On 19 August 1934, he was ordained as a Catholic priest and in 1936 he started studying philosophy at the Catholic University of Leuven, where he obtained a PhD degree in 1941 with a dissertation on the phenomenology of Edmund Husserl. Later he became a professor at the Catholic University of Leuven, where he stayed until his death in 1974.

==Husserl archives==
Van Breda saved the extensive writings and manuscripts of Edmund Husserl from destruction by the Nazis.

For the preparation of his PhD thesis he traveled to Freiburg, Germany in 1938, where he found, in the legacy of Edmund Husserl (1859–1938), more than 40,000 Gabelsberger stenography manuscripts and his complete research library. The political situation in Germany at that time convinced him of the necessity to transport these manuscripts and Husserl's private library to Leuven. In order to smuggle the documents out of Nazi Germany, he needed the support not only of the rector of the Catholic University of Leuven, but also of the Belgian government. The Belgian Prime Minister at that time, Paul-Henri Spaak, allowed van Breda to bring the documents from Freiburg to the Belgian embassy in Berlin and diplomatic couriers to bring them to Leuven in Belgium.

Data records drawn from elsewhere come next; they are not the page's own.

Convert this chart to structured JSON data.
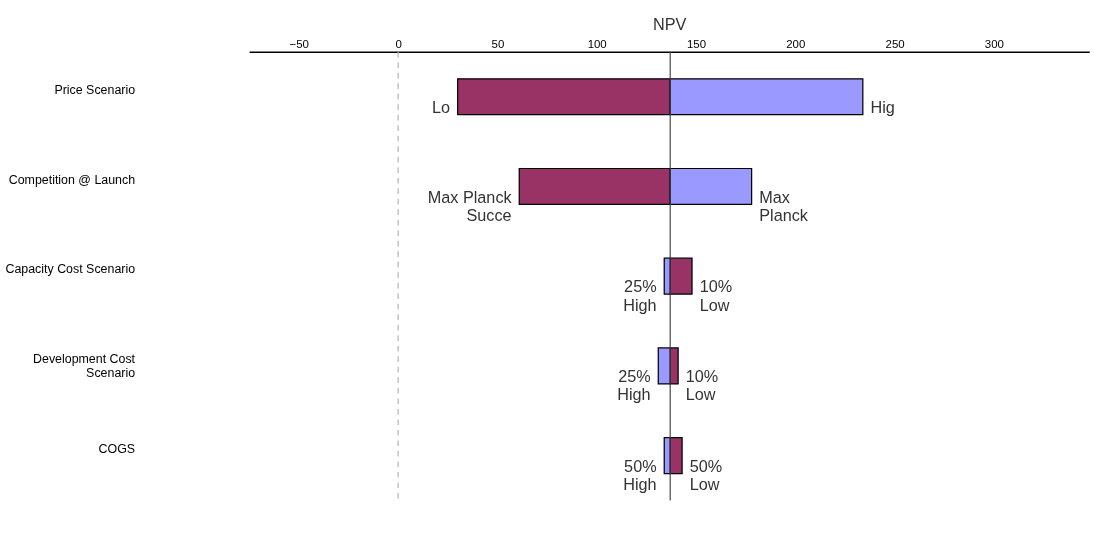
{
  "chart_data": {
    "type": "bar",
    "orientation": "horizontal",
    "xlabel": "NPV",
    "categories": [
      "Price Scenario",
      "Competition @ Launch",
      "Capacity Cost Scenario",
      "Development Cost\nScenario",
      "COGS"
    ],
    "series": [
      {
        "color": "#993366",
        "base": [
          30,
          61,
          137,
          137,
          137
        ],
        "values": [
          107,
          76,
          11,
          4,
          6
        ]
      },
      {
        "color": "#9999ff",
        "base": [
          137,
          137,
          134,
          131,
          134
        ],
        "values": [
          97,
          41,
          3,
          6,
          3
        ]
      }
    ],
    "annotations": [
      {
        "text": "Lo",
        "x": 30,
        "y": "Price Scenario"
      },
      {
        "text": "Hig",
        "x": 234,
        "y": "Price Scenario"
      },
      {
        "text": "Max Planck\nSucce",
        "x": 61,
        "y": "Competition @ Launch"
      },
      {
        "text": "Max\nPlanck",
        "x": 178,
        "y": "Competition @ Launch"
      },
      {
        "text": "25%\nHigh",
        "x": 134,
        "y": "Capacity Cost Scenario"
      },
      {
        "text": "10%\nLow",
        "x": 148,
        "y": "Capacity Cost Scenario"
      },
      {
        "text": "25%\nHigh",
        "x": 131,
        "y": "Development Cost\nScenario"
      },
      {
        "text": "10%\nLow",
        "x": 141,
        "y": "Development Cost\nScenario"
      },
      {
        "text": "50%\nHigh",
        "x": 134,
        "y": "COGS"
      },
      {
        "text": "50%\nLow",
        "x": 143,
        "y": "COGS"
      }
    ],
    "xlim": [
      -75,
      348
    ],
    "xticks": [
      -50,
      0,
      50,
      100,
      150,
      200,
      250,
      300
    ],
    "ref_lines": [
      {
        "axis": "x",
        "value": 137,
        "color": "#404040",
        "line_style": "solid"
      },
      {
        "axis": "x",
        "value": 0,
        "color": "#b0b0b0",
        "line_style": "dashed"
      }
    ],
    "grid": false
  }
}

Van Breda also was able to convince Husserl's former assistants, Eugen Fink and Ludwig Landgrebe, to collaborate on the editing of these documents in Leuven. At the beginning of World War II the documents were being kept in the university library in Leuven, which burned to ashes on 17 May 1940. Fortunately, one week before the fire, Van Breda decided to bring the documents to the Higher Institute of Philosophy.

In 1943 the documents were, for safety, distributed over different locations in Leuven, including a shelter in the cellar of the Institute of Philosophy and the Abbey of Postel. After the war they were brought back to the Institute of Philosophy, where they form the basis for the Husserliana, the complete works of Edmund Husserl.

For his work on spreading Husserl's work he was awarded an honoris causa doctorate from the Albert Ludwigs University of Freiburg.